Apart from time, other methods of disinfection have been tested. Physical damage to the masks has been observed when microwaving them, microwaving them in a steam bag, letting them sit in moist heat, and hitting them with excessively high doses of ultraviolet germicidal irradiation (UVGI). Chlorine-based methods, such as chlorine bleach, may cause residual smell, offgassing of chlorine when the mask becomes moist, and in one study, physical breakdown of the nosepads, causing increased leakage. Fit and comfort do not seem to be harmed by UVGI, moist heat incubation, and microwave-generated steam.

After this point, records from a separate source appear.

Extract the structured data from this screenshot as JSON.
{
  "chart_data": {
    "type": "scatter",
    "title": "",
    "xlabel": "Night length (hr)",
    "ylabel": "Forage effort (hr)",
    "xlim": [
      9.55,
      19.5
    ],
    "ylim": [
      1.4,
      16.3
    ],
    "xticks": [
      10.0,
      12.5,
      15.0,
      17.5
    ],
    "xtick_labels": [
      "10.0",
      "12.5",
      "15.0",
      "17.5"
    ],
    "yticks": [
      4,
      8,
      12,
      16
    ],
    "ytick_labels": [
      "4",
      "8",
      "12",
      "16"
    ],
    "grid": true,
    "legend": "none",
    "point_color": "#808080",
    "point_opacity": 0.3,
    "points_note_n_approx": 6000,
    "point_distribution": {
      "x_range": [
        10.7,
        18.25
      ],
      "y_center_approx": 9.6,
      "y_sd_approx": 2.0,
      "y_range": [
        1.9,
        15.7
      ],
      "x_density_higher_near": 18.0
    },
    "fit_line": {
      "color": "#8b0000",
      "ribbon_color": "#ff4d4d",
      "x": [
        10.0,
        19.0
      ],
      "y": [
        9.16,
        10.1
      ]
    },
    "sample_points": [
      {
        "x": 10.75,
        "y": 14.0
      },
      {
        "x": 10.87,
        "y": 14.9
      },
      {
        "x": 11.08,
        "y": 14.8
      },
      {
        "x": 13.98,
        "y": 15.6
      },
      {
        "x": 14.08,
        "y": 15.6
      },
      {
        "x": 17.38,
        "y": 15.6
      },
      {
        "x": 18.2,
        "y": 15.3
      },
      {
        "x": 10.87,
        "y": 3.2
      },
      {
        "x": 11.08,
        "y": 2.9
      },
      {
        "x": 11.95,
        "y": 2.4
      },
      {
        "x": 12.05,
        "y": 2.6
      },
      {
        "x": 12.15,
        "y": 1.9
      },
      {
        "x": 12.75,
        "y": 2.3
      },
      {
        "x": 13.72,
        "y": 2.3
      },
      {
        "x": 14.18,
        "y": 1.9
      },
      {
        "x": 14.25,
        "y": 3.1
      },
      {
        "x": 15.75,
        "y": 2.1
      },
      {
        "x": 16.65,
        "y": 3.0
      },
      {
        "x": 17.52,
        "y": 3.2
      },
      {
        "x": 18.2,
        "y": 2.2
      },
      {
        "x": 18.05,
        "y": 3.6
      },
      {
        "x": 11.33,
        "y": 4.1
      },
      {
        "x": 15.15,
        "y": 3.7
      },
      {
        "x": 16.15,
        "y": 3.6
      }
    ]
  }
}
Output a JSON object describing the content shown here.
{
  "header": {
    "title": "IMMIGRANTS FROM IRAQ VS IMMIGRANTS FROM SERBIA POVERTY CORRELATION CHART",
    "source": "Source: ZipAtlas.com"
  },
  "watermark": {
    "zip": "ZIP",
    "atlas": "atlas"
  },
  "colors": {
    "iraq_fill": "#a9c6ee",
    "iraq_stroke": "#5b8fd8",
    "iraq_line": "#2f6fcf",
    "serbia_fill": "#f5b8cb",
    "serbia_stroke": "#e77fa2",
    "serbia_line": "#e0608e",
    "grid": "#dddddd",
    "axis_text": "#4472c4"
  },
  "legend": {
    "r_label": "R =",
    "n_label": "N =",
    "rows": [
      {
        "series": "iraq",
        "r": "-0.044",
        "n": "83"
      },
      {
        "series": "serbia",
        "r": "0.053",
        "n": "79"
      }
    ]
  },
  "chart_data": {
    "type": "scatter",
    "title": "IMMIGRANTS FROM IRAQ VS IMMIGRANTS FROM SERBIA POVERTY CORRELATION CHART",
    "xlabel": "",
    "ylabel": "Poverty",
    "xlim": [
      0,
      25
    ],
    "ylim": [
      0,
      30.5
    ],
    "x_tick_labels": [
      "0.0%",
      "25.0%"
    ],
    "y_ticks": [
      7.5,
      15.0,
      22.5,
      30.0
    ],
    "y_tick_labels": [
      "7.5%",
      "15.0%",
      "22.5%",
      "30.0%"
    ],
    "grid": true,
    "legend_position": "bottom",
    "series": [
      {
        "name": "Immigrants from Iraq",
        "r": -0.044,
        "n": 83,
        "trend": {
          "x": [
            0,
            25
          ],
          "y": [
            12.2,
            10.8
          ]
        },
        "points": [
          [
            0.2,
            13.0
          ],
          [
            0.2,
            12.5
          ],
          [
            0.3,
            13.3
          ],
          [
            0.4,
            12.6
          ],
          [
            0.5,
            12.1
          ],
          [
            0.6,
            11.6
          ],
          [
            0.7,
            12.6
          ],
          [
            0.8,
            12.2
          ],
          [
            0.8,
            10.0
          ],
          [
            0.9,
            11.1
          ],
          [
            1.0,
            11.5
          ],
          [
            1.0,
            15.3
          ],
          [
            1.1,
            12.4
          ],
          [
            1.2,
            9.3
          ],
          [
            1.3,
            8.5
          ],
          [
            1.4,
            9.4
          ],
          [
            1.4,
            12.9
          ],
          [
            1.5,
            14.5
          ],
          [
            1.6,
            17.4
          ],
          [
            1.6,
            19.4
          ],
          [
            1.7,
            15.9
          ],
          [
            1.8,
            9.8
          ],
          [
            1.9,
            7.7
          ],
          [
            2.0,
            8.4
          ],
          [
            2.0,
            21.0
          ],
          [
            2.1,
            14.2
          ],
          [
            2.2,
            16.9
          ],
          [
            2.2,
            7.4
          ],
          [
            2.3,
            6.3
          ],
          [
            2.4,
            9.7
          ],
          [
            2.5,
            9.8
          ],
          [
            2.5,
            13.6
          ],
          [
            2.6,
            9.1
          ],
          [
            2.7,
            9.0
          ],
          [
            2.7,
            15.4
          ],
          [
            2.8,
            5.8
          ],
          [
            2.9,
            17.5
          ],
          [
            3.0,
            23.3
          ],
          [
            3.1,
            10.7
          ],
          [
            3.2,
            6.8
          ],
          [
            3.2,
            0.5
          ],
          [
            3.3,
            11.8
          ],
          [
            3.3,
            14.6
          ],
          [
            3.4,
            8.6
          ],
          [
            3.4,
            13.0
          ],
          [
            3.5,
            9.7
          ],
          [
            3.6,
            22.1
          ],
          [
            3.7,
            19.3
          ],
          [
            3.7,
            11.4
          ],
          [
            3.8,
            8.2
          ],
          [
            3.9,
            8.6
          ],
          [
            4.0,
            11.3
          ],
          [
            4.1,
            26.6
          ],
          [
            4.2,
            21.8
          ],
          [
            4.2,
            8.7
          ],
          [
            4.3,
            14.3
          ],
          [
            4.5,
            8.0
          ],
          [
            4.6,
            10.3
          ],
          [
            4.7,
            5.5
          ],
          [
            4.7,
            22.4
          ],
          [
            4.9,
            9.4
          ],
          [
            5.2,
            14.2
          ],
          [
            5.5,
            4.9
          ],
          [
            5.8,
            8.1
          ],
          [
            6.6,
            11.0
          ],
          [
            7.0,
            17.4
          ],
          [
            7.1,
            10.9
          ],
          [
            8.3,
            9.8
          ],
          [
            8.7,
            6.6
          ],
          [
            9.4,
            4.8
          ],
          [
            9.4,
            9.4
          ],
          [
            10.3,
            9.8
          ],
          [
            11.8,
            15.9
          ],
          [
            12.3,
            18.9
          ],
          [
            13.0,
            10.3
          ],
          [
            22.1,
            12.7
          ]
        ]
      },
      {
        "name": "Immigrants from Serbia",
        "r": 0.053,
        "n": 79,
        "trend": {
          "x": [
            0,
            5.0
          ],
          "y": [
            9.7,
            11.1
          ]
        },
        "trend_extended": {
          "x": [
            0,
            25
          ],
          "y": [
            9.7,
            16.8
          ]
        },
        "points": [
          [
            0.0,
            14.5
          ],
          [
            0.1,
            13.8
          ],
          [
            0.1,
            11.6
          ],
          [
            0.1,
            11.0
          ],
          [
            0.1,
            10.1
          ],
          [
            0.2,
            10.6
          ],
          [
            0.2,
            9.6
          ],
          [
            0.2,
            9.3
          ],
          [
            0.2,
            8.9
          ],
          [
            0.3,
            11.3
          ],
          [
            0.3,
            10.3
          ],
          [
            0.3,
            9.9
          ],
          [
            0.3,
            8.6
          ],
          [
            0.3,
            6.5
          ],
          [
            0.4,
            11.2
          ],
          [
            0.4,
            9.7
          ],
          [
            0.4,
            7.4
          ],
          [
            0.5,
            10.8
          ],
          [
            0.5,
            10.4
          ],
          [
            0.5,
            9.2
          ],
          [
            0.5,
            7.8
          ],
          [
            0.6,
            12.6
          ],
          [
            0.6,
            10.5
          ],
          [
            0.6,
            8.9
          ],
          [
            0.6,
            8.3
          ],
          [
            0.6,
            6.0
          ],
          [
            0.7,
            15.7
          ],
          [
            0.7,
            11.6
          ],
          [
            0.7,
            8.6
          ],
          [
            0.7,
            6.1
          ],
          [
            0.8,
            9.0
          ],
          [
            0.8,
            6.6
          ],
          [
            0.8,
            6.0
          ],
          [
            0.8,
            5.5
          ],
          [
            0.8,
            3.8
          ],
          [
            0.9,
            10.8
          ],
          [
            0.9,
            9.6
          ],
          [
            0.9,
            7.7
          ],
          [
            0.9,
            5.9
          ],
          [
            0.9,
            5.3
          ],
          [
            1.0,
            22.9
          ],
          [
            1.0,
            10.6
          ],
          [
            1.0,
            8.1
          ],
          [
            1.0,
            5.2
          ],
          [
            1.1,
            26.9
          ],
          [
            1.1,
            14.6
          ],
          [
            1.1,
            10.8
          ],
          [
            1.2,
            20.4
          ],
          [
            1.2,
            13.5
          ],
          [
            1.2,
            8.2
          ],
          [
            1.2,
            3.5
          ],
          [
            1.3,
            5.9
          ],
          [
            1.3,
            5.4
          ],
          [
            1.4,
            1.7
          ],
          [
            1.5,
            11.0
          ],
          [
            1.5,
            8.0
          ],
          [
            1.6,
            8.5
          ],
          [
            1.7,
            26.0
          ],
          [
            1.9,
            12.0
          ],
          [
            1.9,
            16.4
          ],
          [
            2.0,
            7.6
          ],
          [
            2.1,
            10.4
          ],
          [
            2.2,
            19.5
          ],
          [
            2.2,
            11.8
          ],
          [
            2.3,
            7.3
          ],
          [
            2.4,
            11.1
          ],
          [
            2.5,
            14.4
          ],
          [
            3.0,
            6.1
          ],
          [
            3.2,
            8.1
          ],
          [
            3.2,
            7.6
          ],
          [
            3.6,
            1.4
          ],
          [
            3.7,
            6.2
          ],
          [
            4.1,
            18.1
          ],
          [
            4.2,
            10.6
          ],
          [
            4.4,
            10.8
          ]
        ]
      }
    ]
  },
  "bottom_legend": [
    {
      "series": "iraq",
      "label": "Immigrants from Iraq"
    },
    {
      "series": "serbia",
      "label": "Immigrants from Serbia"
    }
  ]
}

Some methods may not visibly damage the mask, but they ruin the mask's ability to filter. This has been seen in attempts to sterilize by soaking in soap and water, heating dry to 160 C, and treating with 70% isopropyl alcohol, and hydrogen peroxide gas plasma (made under a vacuum with radio waves). The static electrical charge on the microfibers is destroyed by some cleaning methods. UVGI (ultraviolet light), boiling water vapour, and dry oven heating do not seem to reduce the filter efficiency, and these methods successfully decontaminate masks.

UVGI (an ultraviolet method), ethylene oxide, dry oven heating and vaporized hydrogen peroxide are currently the most-favoured methods in use in hospitals, but none have been properly tested. Where enough masks are available, cycling them and reusing a mask only after letting it sit unused for five days is preferred.

It has been shown that masks can also be sterilized by ionizing radiation. Gamma radiation and high energy electrons penetrate deeply into the material and can be used to sterilize large batches of masks within a short time period. The masks can be sterilized up to two times but have to be recharged after every sterilization as the surface charge is lost upon radiation.

A recent development is a composite fabric that can deactivate both biological and chemical threats.